A big issue is enforcement of policies as First Nations communities can be small, with everybody knowing everybody, and may people related to each other, said Carriere.

“In some situations, you have no choice but to hire your own family members. So how do you discipline your own family member? Chances are it doesn’t happen but you have legal requirements that you have to follow,” she said. “That whole learning curve that has to happen, not just with the people we’re training but with the community as well.”

Tools and Resources

A CAHRMA database will help Aboriginal HR professionals in remote communities connect with each other and offer support, said Carriere.

CAHRMA is also planning to build a professional certification through a partnership with NNAHRA, which offers a Tribal Human Resources Professional (THRP) designation. It’s important to have a certification that’s different from the Certified Human Resources Professional (CHRP, said Carriere.

“We’re going to develop something ourselves, something that’s going to meet our community’s needs, it’s going to be respectful of the Aboriginal values,” she said. “Too often, people try to fit us into boxes. We don’t want to do that, we want to fit ourselves into whatever it is that works for us.”

There’s certainly strength in leveraging knowledge across the border, said Wiesenthal.

“It would be easier to adopt that certification model versus modifying or putting  a component on the CHRP that deals with Aboriginal issues because it is quite different.”

But the group is meant to be inclusive, so anybody can participate and learn about Aboriginal communities and culture, said Carriere.

“We have a lot to learn from non-Aboriginal HR professionals as well.

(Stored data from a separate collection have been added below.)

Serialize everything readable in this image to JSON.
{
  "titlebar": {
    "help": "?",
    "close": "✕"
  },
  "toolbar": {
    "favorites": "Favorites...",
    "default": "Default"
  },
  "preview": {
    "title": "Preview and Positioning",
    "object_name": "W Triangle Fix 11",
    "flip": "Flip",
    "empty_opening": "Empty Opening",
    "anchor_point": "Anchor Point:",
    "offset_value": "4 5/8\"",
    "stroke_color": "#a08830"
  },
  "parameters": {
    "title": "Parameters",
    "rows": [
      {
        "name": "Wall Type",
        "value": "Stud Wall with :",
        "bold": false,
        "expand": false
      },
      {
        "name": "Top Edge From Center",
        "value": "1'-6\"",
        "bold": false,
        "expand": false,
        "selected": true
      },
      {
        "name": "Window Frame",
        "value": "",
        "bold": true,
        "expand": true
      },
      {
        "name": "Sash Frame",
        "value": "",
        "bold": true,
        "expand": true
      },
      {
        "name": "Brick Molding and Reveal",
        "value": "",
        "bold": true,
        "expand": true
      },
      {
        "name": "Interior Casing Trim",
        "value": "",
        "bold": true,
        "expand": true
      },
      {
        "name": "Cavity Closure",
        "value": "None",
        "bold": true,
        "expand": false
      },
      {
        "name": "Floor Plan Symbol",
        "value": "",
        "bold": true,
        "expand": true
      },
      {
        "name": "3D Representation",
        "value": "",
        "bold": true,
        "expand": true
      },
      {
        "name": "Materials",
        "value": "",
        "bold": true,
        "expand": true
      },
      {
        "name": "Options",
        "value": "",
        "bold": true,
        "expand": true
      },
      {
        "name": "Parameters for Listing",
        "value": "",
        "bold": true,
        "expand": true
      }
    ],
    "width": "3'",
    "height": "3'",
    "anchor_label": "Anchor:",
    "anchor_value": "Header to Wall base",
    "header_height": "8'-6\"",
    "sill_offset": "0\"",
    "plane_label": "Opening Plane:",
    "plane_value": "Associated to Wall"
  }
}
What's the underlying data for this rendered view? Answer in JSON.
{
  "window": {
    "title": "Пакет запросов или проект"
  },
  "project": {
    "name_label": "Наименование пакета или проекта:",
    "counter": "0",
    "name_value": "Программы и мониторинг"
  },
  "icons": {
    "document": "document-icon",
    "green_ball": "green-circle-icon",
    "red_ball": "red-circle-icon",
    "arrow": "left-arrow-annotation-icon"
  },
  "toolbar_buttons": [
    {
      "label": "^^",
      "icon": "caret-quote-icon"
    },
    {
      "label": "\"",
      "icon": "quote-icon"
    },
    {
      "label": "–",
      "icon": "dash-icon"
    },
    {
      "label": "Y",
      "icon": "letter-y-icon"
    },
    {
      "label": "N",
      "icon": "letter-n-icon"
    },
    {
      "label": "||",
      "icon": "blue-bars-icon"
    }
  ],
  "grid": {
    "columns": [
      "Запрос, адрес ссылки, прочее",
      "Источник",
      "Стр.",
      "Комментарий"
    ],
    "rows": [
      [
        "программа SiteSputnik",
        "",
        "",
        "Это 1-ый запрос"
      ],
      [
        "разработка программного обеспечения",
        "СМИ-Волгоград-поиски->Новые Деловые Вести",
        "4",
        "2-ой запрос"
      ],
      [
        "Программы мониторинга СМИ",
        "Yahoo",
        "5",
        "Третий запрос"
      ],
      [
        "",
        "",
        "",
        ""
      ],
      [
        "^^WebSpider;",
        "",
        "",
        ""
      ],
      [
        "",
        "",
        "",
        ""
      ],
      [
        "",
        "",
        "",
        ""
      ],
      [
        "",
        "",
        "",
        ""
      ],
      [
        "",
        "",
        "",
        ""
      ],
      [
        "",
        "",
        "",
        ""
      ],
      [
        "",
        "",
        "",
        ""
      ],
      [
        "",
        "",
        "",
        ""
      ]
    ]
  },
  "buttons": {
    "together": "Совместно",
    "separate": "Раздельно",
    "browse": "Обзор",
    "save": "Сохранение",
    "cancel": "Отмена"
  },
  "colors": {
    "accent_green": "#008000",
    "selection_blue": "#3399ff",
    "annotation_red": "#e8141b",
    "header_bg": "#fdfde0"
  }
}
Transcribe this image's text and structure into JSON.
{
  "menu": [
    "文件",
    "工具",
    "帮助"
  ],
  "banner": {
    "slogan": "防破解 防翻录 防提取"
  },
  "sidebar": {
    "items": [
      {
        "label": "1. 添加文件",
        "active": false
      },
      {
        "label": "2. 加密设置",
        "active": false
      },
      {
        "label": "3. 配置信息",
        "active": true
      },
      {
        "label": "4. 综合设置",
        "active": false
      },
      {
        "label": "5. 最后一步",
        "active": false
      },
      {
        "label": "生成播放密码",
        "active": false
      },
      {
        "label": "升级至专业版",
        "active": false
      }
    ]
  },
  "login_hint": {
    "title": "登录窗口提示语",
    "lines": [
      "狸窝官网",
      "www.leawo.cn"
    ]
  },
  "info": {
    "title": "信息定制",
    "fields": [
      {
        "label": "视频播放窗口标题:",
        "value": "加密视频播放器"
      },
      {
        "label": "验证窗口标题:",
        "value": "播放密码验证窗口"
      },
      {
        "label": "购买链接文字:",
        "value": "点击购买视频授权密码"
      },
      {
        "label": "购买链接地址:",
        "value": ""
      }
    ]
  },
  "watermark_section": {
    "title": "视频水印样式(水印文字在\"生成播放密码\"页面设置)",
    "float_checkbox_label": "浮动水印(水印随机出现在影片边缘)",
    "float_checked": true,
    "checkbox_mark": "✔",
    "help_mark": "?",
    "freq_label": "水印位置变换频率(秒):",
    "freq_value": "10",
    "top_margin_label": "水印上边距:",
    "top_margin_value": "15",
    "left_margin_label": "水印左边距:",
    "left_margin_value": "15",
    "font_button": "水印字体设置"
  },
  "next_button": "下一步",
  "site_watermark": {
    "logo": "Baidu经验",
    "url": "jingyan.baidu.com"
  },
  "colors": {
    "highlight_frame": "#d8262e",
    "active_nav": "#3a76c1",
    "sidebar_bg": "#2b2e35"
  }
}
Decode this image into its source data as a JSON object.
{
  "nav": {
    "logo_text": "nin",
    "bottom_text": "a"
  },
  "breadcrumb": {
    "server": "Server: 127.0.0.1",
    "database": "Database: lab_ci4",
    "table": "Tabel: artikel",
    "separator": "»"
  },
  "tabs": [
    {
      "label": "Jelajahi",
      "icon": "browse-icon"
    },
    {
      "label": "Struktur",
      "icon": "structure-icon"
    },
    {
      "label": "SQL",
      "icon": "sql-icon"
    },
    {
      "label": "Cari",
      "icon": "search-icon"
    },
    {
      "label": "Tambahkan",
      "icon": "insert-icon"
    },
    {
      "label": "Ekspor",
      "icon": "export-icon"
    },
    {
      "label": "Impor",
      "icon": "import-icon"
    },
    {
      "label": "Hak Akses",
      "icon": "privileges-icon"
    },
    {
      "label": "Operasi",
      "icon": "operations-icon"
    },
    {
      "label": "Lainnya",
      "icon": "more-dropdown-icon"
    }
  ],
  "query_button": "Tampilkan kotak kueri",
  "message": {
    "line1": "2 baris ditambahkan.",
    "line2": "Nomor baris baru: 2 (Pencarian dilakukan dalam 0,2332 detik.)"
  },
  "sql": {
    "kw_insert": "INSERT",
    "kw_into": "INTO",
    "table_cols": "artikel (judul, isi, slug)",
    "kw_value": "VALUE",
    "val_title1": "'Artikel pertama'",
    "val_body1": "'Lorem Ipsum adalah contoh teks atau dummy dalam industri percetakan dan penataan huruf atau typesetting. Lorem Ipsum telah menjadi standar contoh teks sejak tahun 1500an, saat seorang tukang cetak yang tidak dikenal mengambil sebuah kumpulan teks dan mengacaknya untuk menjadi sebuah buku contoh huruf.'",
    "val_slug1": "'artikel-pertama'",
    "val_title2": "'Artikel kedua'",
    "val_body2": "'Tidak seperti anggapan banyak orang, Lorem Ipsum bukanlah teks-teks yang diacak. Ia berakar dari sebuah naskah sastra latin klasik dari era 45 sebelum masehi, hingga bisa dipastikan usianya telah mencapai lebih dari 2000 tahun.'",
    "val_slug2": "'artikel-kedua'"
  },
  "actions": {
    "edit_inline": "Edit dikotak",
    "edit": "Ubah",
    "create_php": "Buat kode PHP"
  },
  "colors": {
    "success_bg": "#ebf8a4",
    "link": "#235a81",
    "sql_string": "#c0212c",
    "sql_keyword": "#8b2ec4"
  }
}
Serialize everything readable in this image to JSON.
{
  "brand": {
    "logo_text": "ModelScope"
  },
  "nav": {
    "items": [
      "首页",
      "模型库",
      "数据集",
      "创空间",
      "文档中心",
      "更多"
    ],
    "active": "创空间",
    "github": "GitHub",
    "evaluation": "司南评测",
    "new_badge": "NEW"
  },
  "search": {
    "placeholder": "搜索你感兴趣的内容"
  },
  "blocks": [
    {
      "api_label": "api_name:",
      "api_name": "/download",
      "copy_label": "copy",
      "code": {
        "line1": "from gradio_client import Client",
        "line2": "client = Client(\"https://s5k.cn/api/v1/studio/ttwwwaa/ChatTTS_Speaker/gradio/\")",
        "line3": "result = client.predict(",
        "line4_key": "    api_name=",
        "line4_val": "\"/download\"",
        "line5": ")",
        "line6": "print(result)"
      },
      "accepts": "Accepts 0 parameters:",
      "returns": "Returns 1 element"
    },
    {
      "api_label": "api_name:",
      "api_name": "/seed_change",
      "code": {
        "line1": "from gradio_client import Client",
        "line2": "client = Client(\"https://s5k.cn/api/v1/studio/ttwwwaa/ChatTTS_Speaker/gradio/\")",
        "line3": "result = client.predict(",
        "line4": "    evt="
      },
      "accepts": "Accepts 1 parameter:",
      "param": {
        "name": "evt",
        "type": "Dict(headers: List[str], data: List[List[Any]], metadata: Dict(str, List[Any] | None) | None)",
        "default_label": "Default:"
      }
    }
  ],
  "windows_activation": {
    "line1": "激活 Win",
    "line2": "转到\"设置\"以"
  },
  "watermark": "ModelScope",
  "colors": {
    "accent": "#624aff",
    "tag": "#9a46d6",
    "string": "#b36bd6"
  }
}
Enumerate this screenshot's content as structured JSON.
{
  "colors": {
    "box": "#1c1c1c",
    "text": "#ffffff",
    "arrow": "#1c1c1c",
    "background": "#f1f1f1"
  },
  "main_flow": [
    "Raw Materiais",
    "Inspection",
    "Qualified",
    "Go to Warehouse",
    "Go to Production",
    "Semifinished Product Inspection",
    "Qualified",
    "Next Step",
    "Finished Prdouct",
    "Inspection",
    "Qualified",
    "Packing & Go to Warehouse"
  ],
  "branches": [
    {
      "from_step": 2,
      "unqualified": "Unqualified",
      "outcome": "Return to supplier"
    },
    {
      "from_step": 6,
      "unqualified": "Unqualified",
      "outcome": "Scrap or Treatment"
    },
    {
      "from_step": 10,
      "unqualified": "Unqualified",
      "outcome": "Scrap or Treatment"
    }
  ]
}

That’s where HR grew out of, and we’re in our infancy, we have so much to learn.”

The association doesn’t want to completely disassociate itself from mainstream HR association, said Wiesenthal, who has been an advisor to CAHRMA.

“There was a concerted effort to engage the provincial associations and several came to the conference to show support and find out what was going on and how they can leverage each other.”

CAHRMA’s first conference was held in November in Winnipeg and about 115 people attended, said Wiesenthal.

“(The association’s) got a real groundswell of support…and the conference was a huge indication that there is a significant need for that.”

The association has a long journey ahead but the conference was a good starting point, said attendee Simon Evans, CEO of the British Columbia Human Resources Management Association (BC HRMA). It was interesting to learn about the differences between the historical arrangements that exist on a reserve and how the various bands work, along with the importance of having the elders onside, he said.

The conference saw a couple of chiefs and counsellors in attendance, said Carriere.

“(it) was wonderful because they get to see how vast HR is—it’s not just the hiring and firing, there’s so much more to it—so they have a clear understanding that ‘My financial person can’t do this,’” she said, adding the next conference will be held with NNAHRA Oct. 7-9, 2013 in Buffalo, N.Y.